Conservative editor-in-chief of the blog site, Erick Erickson, has called the lawsuit "a political stunt wasting taxpayer dollars" that he believes was "designed to incite Republican voters who might otherwise stay home" to go to the polls in November. Though he is certainly no supporter of Obama, Erickson is not afraid to point out what he sees as his party's Congressional blunders, saying, "It is Republicans in the House and Senate who orchestrated giving Barack Obama a blank check to raise the debt ceiling through March of 2015. It is Republicans in the House and Senate who were so scared of a government shutdown, that they threw Senators Ted Cruz and Mike Lee under the bus before the President even initiated a government shutdown."

And now it is Republicans in the House who are pursuing a lawsuit that charges the president with abusing his power, though it turns out Obama has issued fewer executive orders than any president since Franklin Roosevelt.

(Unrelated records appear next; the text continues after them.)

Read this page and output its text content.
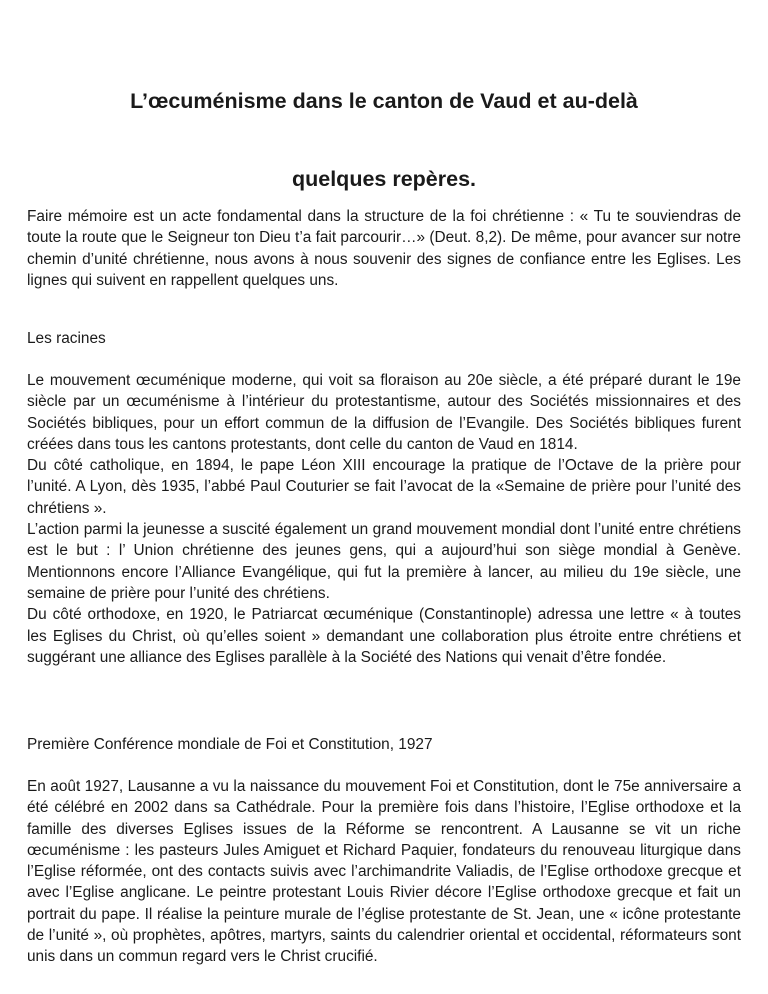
L’œcuménisme dans le canton de Vaud et au-delà
quelques repères.

Faire mémoire est un acte fondamental dans la structure de la foi chrétienne : « Tu te souviendras de toute la route que le Seigneur ton Dieu t’a fait parcourir…» (Deut. 8,2). De même, pour avancer sur notre chemin d’unité chrétienne, nous avons à nous souvenir des signes de confiance entre les Eglises. Les lignes qui suivent en rappellent quelques uns.

Les racines

Le mouvement œcuménique moderne, qui voit sa floraison au 20e siècle, a été préparé durant le 19e siècle par un œcuménisme à l’intérieur du protestantisme, autour des Sociétés missionnaires et des Sociétés bibliques, pour un effort commun de la diffusion de l’Evangile. Des Sociétés bibliques furent créées dans tous les cantons protestants, dont celle du canton de Vaud en 1814.
Du côté catholique, en 1894, le pape Léon XIII encourage la pratique de l’Octave de la prière pour l’unité. A Lyon, dès 1935, l’abbé Paul Couturier se fait l’avocat de la «Semaine de prière pour l’unité des chrétiens ».
L’action parmi la jeunesse a suscité également un grand mouvement mondial dont l’unité entre chrétiens est le but : l’ Union chrétienne des jeunes gens, qui a aujourd’hui son siège mondial à Genève. Mentionnons encore l’Alliance Evangélique, qui fut la première à lancer, au milieu du 19e siècle, une semaine de prière pour l’unité des chrétiens.
Du côté orthodoxe, en 1920, le Patriarcat œcuménique (Constantinople) adressa une lettre « à toutes les Eglises du Christ, où qu’elles soient » demandant une collaboration plus étroite entre chrétiens et suggérant une alliance des Eglises parallèle à la Société des Nations qui venait d’être fondée.

Première Conférence mondiale de Foi et Constitution, 1927

En août 1927, Lausanne a vu la naissance du mouvement Foi et Constitution, dont le 75e anniversaire a été célébré en 2002 dans sa Cathédrale. Pour la première fois dans l’histoire, l’Eglise orthodoxe et la famille des diverses Eglises issues de la Réforme se rencontrent. A Lausanne se vit un riche œcuménisme : les pasteurs Jules Amiguet et Richard Paquier, fondateurs du renouveau liturgique dans l’Eglise réformée, ont des contacts suivis avec l’archimandrite Valiadis, de l’Eglise orthodoxe grecque et avec l’Eglise anglicane. Le peintre protestant Louis Rivier décore l’Eglise orthodoxe grecque et fait un portrait du pape. Il réalise la peinture murale de l’église protestante de St. Jean, une « icône protestante de l’unité », où prophètes, apôtres, martyrs, saints du calendrier oriental et occidental, réformateurs sont unis dans un commun regard vers le Christ crucifié.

Finding his own silver lining to a situation he decries, former governor Rendell says that, "By acting so bizarrely and so irrationally and so wrongheadedly," GOP leaders are sealing their own fate. On PoliticsNation, he voiced his belief that, come November, "Moderate Republicans and independents are going to say, 'Maybe I like my congressman, but I can't keep this party in power . . . They are irresponsible.'"

Then again, if Eric Cantor's upset in the Virginia Republican primary last month is any indication of which sort of GOP constituents are heading out to the polls, maybe Boehner's lawsuit is not a bad strategy.

In a few short months, we'll know the answer.